Najwa was surprised to see me, and didn’t look that pleased, although to her credit she covered it up well. Not quickly enough that I didn’t see her glance over my shoulder to see if I was alone, that I hadn’t led Nabil and his cronies to her. I gave her the letter and went out onto the balcony to sit at the table. I smoked a cigarette and looked out to east Beirut until she called. Abu Hisham was there, still in his pyjamas. He must have been in the bedroom when I’d arrived. We went over the same ground I’d been over with my lodger; I couldn’t find anything to tie Nabil back to my apartment.
‘Just to be safe we should move him out,’ Abu Hisham said. ‘His classmates can tie Ivan back to his street, so we should assume that the dog Nabil will do the same.’
‘Maybe it’s safer to leave him where he is,’ said Najwa. ‘Since they could be watching the street, they could spot him leaving.’
‘No, it’ll only be a matter of time before they find the right building. There are enough people with a grudge against us to provide this information for nothing, never mind if they start waving money about.’
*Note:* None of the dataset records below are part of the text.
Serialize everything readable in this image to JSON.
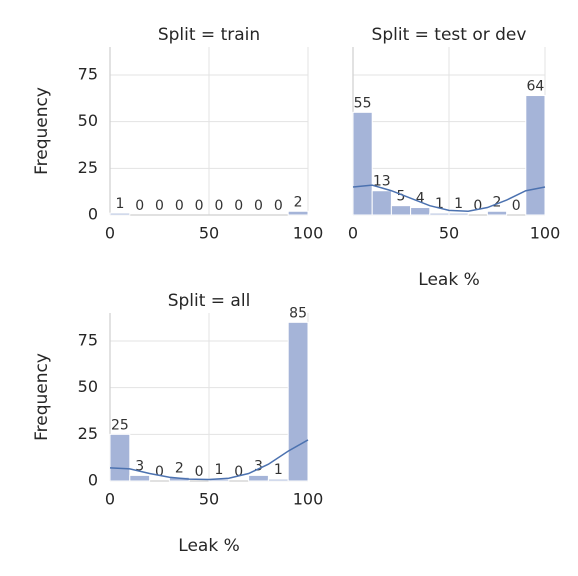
{
  "chart_data": [
    {
      "type": "histogram",
      "title": "Split = train",
      "ylabel": "Frequency",
      "bins": [
        0,
        10,
        20,
        30,
        40,
        50,
        60,
        70,
        80,
        90,
        100
      ],
      "values": [
        1,
        0,
        0,
        0,
        0,
        0,
        0,
        0,
        0,
        2
      ],
      "color": "#a5b4d8",
      "line_color": "#4c72b0",
      "xlim": [
        0,
        100
      ],
      "xticks": [
        0,
        50,
        100
      ],
      "ylim": [
        0,
        90
      ],
      "yticks": [
        0,
        25,
        50,
        75
      ],
      "grid": true,
      "show_yticklabels": true
    },
    {
      "type": "histogram",
      "title": "Split = test or dev",
      "xlabel": "Leak %",
      "bins": [
        0,
        10,
        20,
        30,
        40,
        50,
        60,
        70,
        80,
        90,
        100
      ],
      "values": [
        55,
        13,
        5,
        4,
        1,
        1,
        0,
        2,
        0,
        64
      ],
      "kde": {
        "x": [
          0,
          10,
          20,
          30,
          40,
          50,
          60,
          70,
          80,
          90,
          100
        ],
        "values": [
          15,
          16,
          13,
          9,
          5,
          2.5,
          2,
          4,
          8,
          13,
          15
        ]
      },
      "color": "#a5b4d8",
      "line_color": "#4c72b0",
      "xlim": [
        0,
        100
      ],
      "xticks": [
        0,
        50,
        100
      ],
      "ylim": [
        0,
        90
      ],
      "yticks": [
        0,
        25,
        50,
        75
      ],
      "grid": true,
      "show_yticklabels": false
    },
    {
      "type": "histogram",
      "title": "Split = all",
      "ylabel": "Frequency",
      "xlabel": "Leak %",
      "bins": [
        0,
        10,
        20,
        30,
        40,
        50,
        60,
        70,
        80,
        90,
        100
      ],
      "values": [
        25,
        3,
        0,
        2,
        0,
        1,
        0,
        3,
        1,
        85
      ],
      "kde": {
        "x": [
          0,
          10,
          20,
          30,
          40,
          50,
          60,
          70,
          80,
          90,
          100
        ],
        "values": [
          7,
          6.5,
          4,
          2,
          1,
          0.8,
          1.5,
          4,
          9,
          16,
          22
        ]
      },
      "color": "#a5b4d8",
      "line_color": "#4c72b0",
      "xlim": [
        0,
        100
      ],
      "xticks": [
        0,
        50,
        100
      ],
      "ylim": [
        0,
        90
      ],
      "yticks": [
        0,
        25,
        50,
        75
      ],
      "grid": true,
      "show_yticklabels": true
    }
  ]
}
They put together a plan for evacuating the lodger. Other things needed to be organised, not least where he was to go next and who was to take him in. I wasn’t privy to this part of the conversation but was sent back to explain the plan to the cadre, as he was to leave late that night. I walked past the entrance to my apartment building twice: the first time I was suspicious of someone standing inside the entrance (who turned out to be a resident waiting for an elderly relative to descend the stairs) and the second time I was spooked by someone sitting in a car on the opposite side of the road (who was subsequently joined by his wife and kids for whom he was waiting). Realising that I was probably attracting more attention walking up and down outside t
he building I darted inside.
Later that afternoon I couldn’t find Bob in the TeleNews offices so I headed across the road to the Commodore. The lobby was full of Lebanese drivers waiting to transport their journalists to film the departure of the French paratroopers, the last of the multinational force to leave. He wasn’t there either so I went to the bar where I found Stacy, sitting at her table with her yellow pad and menthols. I went and sat down opposite her. She looked genuinely pleased to see me, her smile like an injection of good feeling. The smile quickly disappeared, however, when I asked about Bob.